La deuxième opération est la séparation où se scelle la refente du sujet. Lacan l’aborde à partir de l’opération logique appelée intersection ou produit. Il s’agit de savoir comment deux manques viennent à se recouvrir de telle manière qu’y apparaisse une torsion essentielle,
telle que “le sujet vient à retrouver dans le désir de l’Autre son équivalence à ce qu’il est comme sujet de l’inconscient”, à savoir ce qu’il est comme effet de la première opération. L’étymologie déjà signale la fonction de la pars, que nous voyons ici surgir pour devoir la retrouver dans l’objet partiel et la pulsion partielle.
Nous partons de l’ensemble minimal constitué par deux signifiants, car le moment de l’aliénation n’est situable qu’à opérer
avec deux signifiants: si le signifiant représente le sujet pour un autre signifiant et qu’il n’y en a que deux, sous le second
se produit l’effet d’aphanisis du sujet - avec trois signifiants le glissement devient circulaire. Autrement dit un ensemble
signifiant doit être dit tel que si on le réduit à deux signifiants le phénomène de l’aliénation se produit.
Rencontrant deux signifiants, le sujet rencontre du même coup le manque de l’Autre. C’est dans cet intervalle de son discours,
gîte de la métonymie, que le sujet rencontre le désir de l’Autre: il me dit ça mais que me veut-il? Or à ce manque il va répondre
par ce qu’il a sous la main, à savoir ce qui de lui s’est perdu dans la lère opération et lui manquera à tout jamais; mais
ce qu’il tente ainsi de combler n’est pas la faille de l’Autre: c’est bien la sienne propre, en tant qu’il s’est préalablement
aliéné dans le signifiant. Là est la torsion par laquelle la séparation représente le retour de l’aliénation et la raison
pour laquelle il se trouve refusé au sujet du désir qu’il se sache effet de parole. C’est pourquoi aussi le désir de l’homme
est le désir de l’Autre: c’est en tant qu’Autre que l’homme désire.

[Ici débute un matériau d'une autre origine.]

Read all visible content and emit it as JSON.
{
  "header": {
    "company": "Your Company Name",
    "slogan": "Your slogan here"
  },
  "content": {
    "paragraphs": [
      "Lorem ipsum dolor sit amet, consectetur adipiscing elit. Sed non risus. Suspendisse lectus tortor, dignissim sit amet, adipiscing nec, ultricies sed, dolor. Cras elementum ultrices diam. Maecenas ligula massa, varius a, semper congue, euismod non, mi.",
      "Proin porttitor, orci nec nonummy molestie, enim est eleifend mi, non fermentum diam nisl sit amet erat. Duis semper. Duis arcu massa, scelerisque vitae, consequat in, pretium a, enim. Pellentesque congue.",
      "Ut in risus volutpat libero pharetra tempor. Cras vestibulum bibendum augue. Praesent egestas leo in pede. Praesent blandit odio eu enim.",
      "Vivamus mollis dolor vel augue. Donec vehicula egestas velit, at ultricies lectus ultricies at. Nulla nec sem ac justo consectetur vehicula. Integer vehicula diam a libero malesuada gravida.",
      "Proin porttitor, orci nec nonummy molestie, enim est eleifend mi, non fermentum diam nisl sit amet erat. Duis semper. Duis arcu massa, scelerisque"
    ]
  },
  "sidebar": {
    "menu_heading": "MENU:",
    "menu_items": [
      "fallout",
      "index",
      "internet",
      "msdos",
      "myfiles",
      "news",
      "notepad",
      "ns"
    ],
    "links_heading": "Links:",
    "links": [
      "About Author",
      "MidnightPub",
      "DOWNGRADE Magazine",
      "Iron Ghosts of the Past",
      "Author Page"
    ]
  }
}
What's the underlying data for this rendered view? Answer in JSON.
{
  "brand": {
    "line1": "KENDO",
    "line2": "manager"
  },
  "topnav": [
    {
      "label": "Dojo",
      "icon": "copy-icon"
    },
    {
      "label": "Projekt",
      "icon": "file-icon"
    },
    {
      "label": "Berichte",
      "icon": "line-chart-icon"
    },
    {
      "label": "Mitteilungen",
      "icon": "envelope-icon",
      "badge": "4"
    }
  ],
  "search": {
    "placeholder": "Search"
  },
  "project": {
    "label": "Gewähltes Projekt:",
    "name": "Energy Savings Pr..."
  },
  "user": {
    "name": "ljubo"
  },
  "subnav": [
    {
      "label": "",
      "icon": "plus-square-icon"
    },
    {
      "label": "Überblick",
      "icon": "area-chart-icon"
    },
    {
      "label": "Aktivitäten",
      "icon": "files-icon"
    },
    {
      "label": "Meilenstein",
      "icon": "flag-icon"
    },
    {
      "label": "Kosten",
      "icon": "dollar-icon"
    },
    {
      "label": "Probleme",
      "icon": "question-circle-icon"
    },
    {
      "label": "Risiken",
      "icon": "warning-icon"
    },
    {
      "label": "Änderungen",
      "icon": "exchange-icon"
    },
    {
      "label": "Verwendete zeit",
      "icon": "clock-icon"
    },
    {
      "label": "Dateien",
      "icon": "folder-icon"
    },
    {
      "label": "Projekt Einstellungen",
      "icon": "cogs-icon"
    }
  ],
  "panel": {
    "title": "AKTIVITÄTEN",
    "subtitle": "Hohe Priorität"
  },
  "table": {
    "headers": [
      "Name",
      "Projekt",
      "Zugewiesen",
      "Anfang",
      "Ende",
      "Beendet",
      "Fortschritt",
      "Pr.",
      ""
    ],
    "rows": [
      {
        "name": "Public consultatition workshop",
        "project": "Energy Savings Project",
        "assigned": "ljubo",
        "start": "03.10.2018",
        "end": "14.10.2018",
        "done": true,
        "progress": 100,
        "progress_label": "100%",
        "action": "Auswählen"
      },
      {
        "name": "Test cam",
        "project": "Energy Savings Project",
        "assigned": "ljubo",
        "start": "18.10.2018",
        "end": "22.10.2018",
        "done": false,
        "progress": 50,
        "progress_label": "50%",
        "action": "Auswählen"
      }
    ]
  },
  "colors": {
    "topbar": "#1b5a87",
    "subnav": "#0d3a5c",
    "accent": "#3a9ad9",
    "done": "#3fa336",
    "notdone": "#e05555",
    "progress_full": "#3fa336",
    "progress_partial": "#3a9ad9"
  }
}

Le temps de la séparation isole donc l’objet partiel a comme quotient de la division du sujet par l’Autre et désigne le a comme non spécularisable (sa place au niveau imaginaire est une place vide -φ).
On peut encore noter que les 2 opérations permettent d’introduire 2 types différents d’identification: l’identification au
trait unaire de l’Autre, racine de l’idéal du Moi, et l’identification à l’objet partiel a: repère précieux dans la conduite de la cure en ce que le maintien de la distance entre ces deux identifications est ce qui
permet d’éviter le terme, autrement fatal, de l’identification à l’analyste. [116]
II.
Ainsi s’indique ce qui affecte le sujet du fait même de son entrée dans l’ordre signifiant: la perte d’une de ses parts. Nous
y avons désigné la place du désir et il serait aisé de rejoindre à partir de ce procès la dialectique de la demande et du
désir. Mais nous n’avons encore aucunement fondé ce qui fait le poids du désir dans notre expérience, à savoir la sexualité.
Si donc il y a primauté du signifiant, il reste à voir par quelle voie s’y conjoint le vivant sexué.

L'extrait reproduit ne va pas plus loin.